Так я начал писать роман. Я описал сонную вьюгу. Постарался изобразить, как поблескивает под лампой с абажуром бок рояля. Это не вышло у меня. Но я стал упорен» («Записки покойника», 1937).
«Тройная жизнь. И третья жизнь цвела у моего письменного стола. Груда листов все пухла» («Тайному другу»). Так был написан роман «Белая гвардия», одна из лучших книг о Гражданской войне, о гибели Дома (1923–1924). Но только две ее части появились в СССР. Журнал «Россия», где осуществлялась публикация, закрылся, в полном виде книгу удалось издать только в Париже.

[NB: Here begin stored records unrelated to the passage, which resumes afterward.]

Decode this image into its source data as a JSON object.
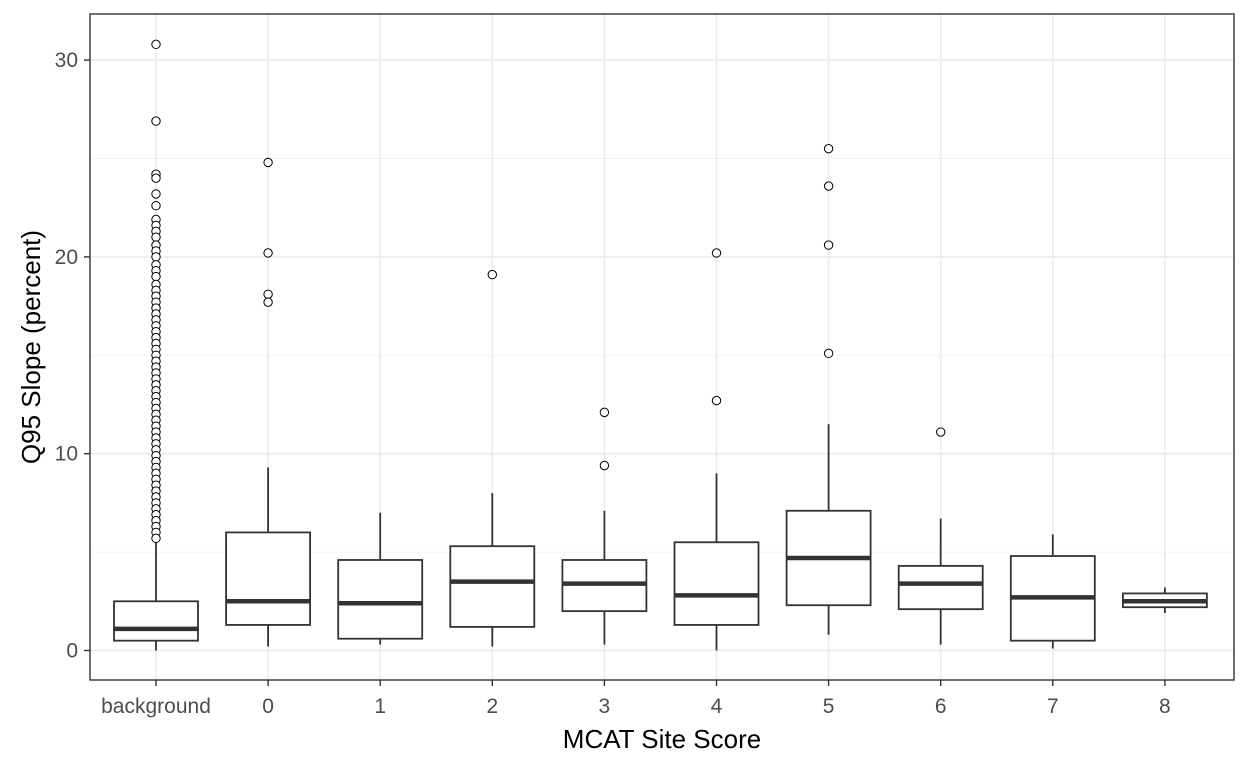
{
  "chart_data": {
    "type": "boxplot",
    "title": "",
    "xlabel": "MCAT Site Score",
    "ylabel": "Q95 Slope (percent)",
    "ylim": [
      -1.5,
      32.5
    ],
    "yticks": [
      0,
      10,
      20,
      30
    ],
    "grid": true,
    "legend": "none",
    "categories": [
      "background",
      "0",
      "1",
      "2",
      "3",
      "4",
      "5",
      "6",
      "7",
      "8"
    ],
    "boxes": [
      {
        "category": "background",
        "lower_whisker": 0.0,
        "q1": 0.5,
        "median": 1.1,
        "q3": 2.5,
        "upper_whisker": 5.5,
        "outliers": [
          30.8,
          26.9,
          24.2,
          24.0,
          23.2,
          22.6,
          21.9,
          21.6,
          21.3,
          21.0,
          20.6,
          20.3,
          20.0,
          19.6,
          19.3,
          19.0,
          18.6,
          18.3,
          18.0,
          17.7,
          17.4,
          17.1,
          16.8,
          16.5,
          16.2,
          15.9,
          15.6,
          15.3,
          15.0,
          14.7,
          14.4,
          14.1,
          13.8,
          13.5,
          13.2,
          12.9,
          12.6,
          12.3,
          12.0,
          11.7,
          11.4,
          11.1,
          10.8,
          10.5,
          10.2,
          9.9,
          9.6,
          9.3,
          9.0,
          8.7,
          8.4,
          8.1,
          7.8,
          7.5,
          7.2,
          6.9,
          6.6,
          6.3,
          6.0,
          5.7
        ]
      },
      {
        "category": "0",
        "lower_whisker": 0.2,
        "q1": 1.3,
        "median": 2.5,
        "q3": 6.0,
        "upper_whisker": 9.3,
        "outliers": [
          24.8,
          20.2,
          18.1,
          17.7
        ]
      },
      {
        "category": "1",
        "lower_whisker": 0.3,
        "q1": 0.6,
        "median": 2.4,
        "q3": 4.6,
        "upper_whisker": 7.0,
        "outliers": []
      },
      {
        "category": "2",
        "lower_whisker": 0.2,
        "q1": 1.2,
        "median": 3.5,
        "q3": 5.3,
        "upper_whisker": 8.0,
        "outliers": [
          19.1
        ]
      },
      {
        "category": "3",
        "lower_whisker": 0.3,
        "q1": 2.0,
        "median": 3.4,
        "q3": 4.6,
        "upper_whisker": 7.1,
        "outliers": [
          12.1,
          9.4
        ]
      },
      {
        "category": "4",
        "lower_whisker": 0.0,
        "q1": 1.3,
        "median": 2.8,
        "q3": 5.5,
        "upper_whisker": 9.0,
        "outliers": [
          20.2,
          12.7
        ]
      },
      {
        "category": "5",
        "lower_whisker": 0.8,
        "q1": 2.3,
        "median": 4.7,
        "q3": 7.1,
        "upper_whisker": 11.5,
        "outliers": [
          25.5,
          23.6,
          20.6,
          15.1
        ]
      },
      {
        "category": "6",
        "lower_whisker": 0.3,
        "q1": 2.1,
        "median": 3.4,
        "q3": 4.3,
        "upper_whisker": 6.7,
        "outliers": [
          11.1
        ]
      },
      {
        "category": "7",
        "lower_whisker": 0.1,
        "q1": 0.5,
        "median": 2.7,
        "q3": 4.8,
        "upper_whisker": 5.9,
        "outliers": []
      },
      {
        "category": "8",
        "lower_whisker": 1.9,
        "q1": 2.2,
        "median": 2.5,
        "q3": 2.9,
        "upper_whisker": 3.2,
        "outliers": []
      }
    ]
  }
}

Так начинается булгаковское литературное хождение по мукам. По мотивам романа он сочиняет пьесу «Дни Турбиных» (1925–1926), она с огромным успехом идет в Московском художественном театре, но через три года постановка запрещается и возобновляется лишь через несколько лет по личному указанию Сталина (по свидетельствам современников, красный вождь смотрел пьесу о трагедии белой гвардии больше десяти раз).
Булгаков сочиняет еще несколько пьес – они отвергаются театрами или снимаются после долгих репетиций. Рукопись завершающей сатирическую трилогию повести «Собачье сердце» в 1926 году после обыска в квартире писателя вместе с дневником конфискуется ГПУ и возвращается автору лишь через несколько лет. О публикации ее не могло быть и речи (за рубежом она появится через 42, в СССР – через 62 года). Написанная для серии «Жизнь замечательных людей» биография Мольера (1933) все-таки будет опубликована в этой серии – но через 30 лет.
Булгакову приходится возвращаться к поденщине: делать инсценировки, сочинять либретто опер. Но даже в ситуации, когда «судьба берет за горло», он сохраняет способность пошутить, посмотреть на себя со стороны. Получив от МХАТа заказ на пьесу по мотивам гоголевской поэмы, он с горькой иронией рассказывает другу-философу П. С. Попову: «Итак „Мертвые души“… Через 9 дней мне исполнится 41 год. Это – чудовищно! Но тем не менее это так.
И вот, к концу моей писательской работы я был вынужден сочинять инсценировки. Какой блистательный финал, не правда ли? Я смотрю на полки и ужасаюсь: кого, кого еще мне придется инсценировать завтра? Тургенева? Лескова? Брокгауза-Ефрона? Островского? Но последний, по счастью, сам себя инсценировал, очевидно предвидя то, что случится со мною в 1929–1931 гг.» (7 мая 1932 г.)
Среди булгаковских работ тридцатых годов, кроме «комедии в четырех актах» «Мертвые души», – «инсценированный роман Л. Н. Толстого в четырех действиях» «Война и мир» (в нем тридцать сцен, 115 персонажей, включая «чтеца» и 5 «голосов»), «мольериана в трех действиях» «Полоумный Журден», «пьеса по Сервантесу в четырех действиях» «Дон Кихот».